Trumps Abwiegelung zu den Bedingungen auf der USS Lincoln gefährdet die Republikaner im entscheidenden Rennen um einen Sitz im Repräsentantenhaus in Virginia
Wichtige Erkenntnisse
- •Trump wies Berichte über sich verschlechternde Bedingungen an Bord der USS Lincoln zurück und bezeichnete sie als Fake News.
- •Laut der Washington Post könnte seine Reaktion die Republikaner bei den Zwischenwahlen im November beeinflussen, einschließlich eines wichtigen House-Rennens im 2. Kongresswahlbezirk Virginias.
- •Elaine Luria sagte, das Thema treffe den Bezirk besonders stark, und sie wolle es im Wahlkampf gegen Representative Jen Kiggans nutzen.
- •Kiggans reagierte, indem sie die Medien beschuldigte, Fehlinformationen und demokratische Lügen über die Navy zu verbreiten.

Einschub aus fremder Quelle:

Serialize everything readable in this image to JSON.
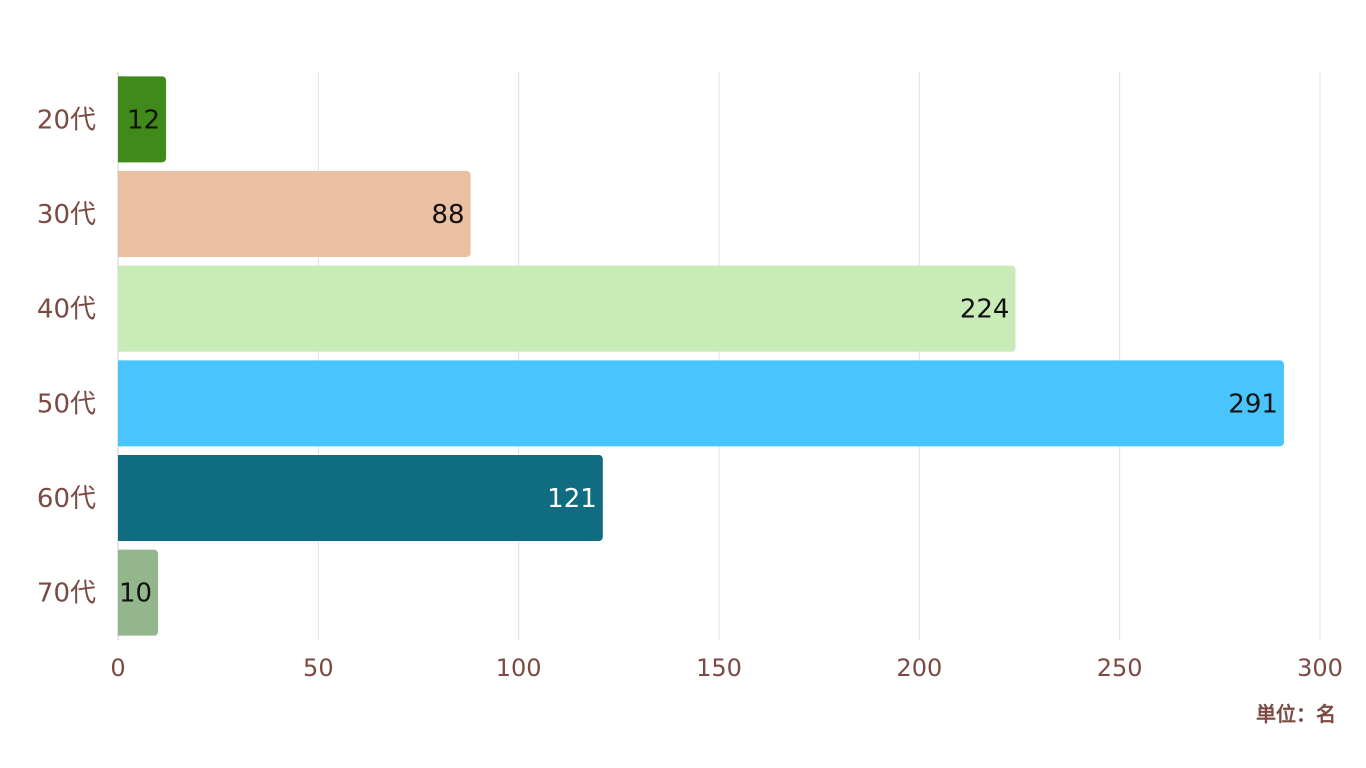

- •Der Vorsitzende der Republikanischen Partei von Norfolk sagte, der Krieg setze die Regierung der Kritik aus, auch wenn Wähler zugleich auf die lokale Wirtschaft schauen könnten.

Präsident Donald Trumps abweisender Umgang mit Berichten über sich verschlechternde Bedingungen an Bord der USS Lincoln und anderer Marinefahrzeuge hat scharfe Kritik ausgelöst, und laut einer neuen Analyse der Washington Post könnte die wenig überzeugende Reaktion des Präsidenten erhebliche Folgen für die Republikaner bei den Zwischenwahlen im November haben — einschließlich ihres Halts auf einen wichtigen Sitz im Repräsentantenhaus.
Laut der Post stand Trump, als die Situation an Bord der Lincoln bekannt wurde, „vor der Wahl: Er hätte versuchen können, die Familien der Seeleute zu beruhigen, die sich zunehmend Sorgen um das Wohl ihrer Angehörigen machten, oder die Glaubwürdigkeit der Berichte infrage stellen können. Der Präsident entschied sich für Letzteres.“
„Die Lincoln war nun eine Zeit lang draußen — eine gute Zeit lang — aber im Laufe der Jahre hatten wir sie noch viel länger draußen“, sagte Trump am Montag und bezeichnete die Berichte später als „Fake News“.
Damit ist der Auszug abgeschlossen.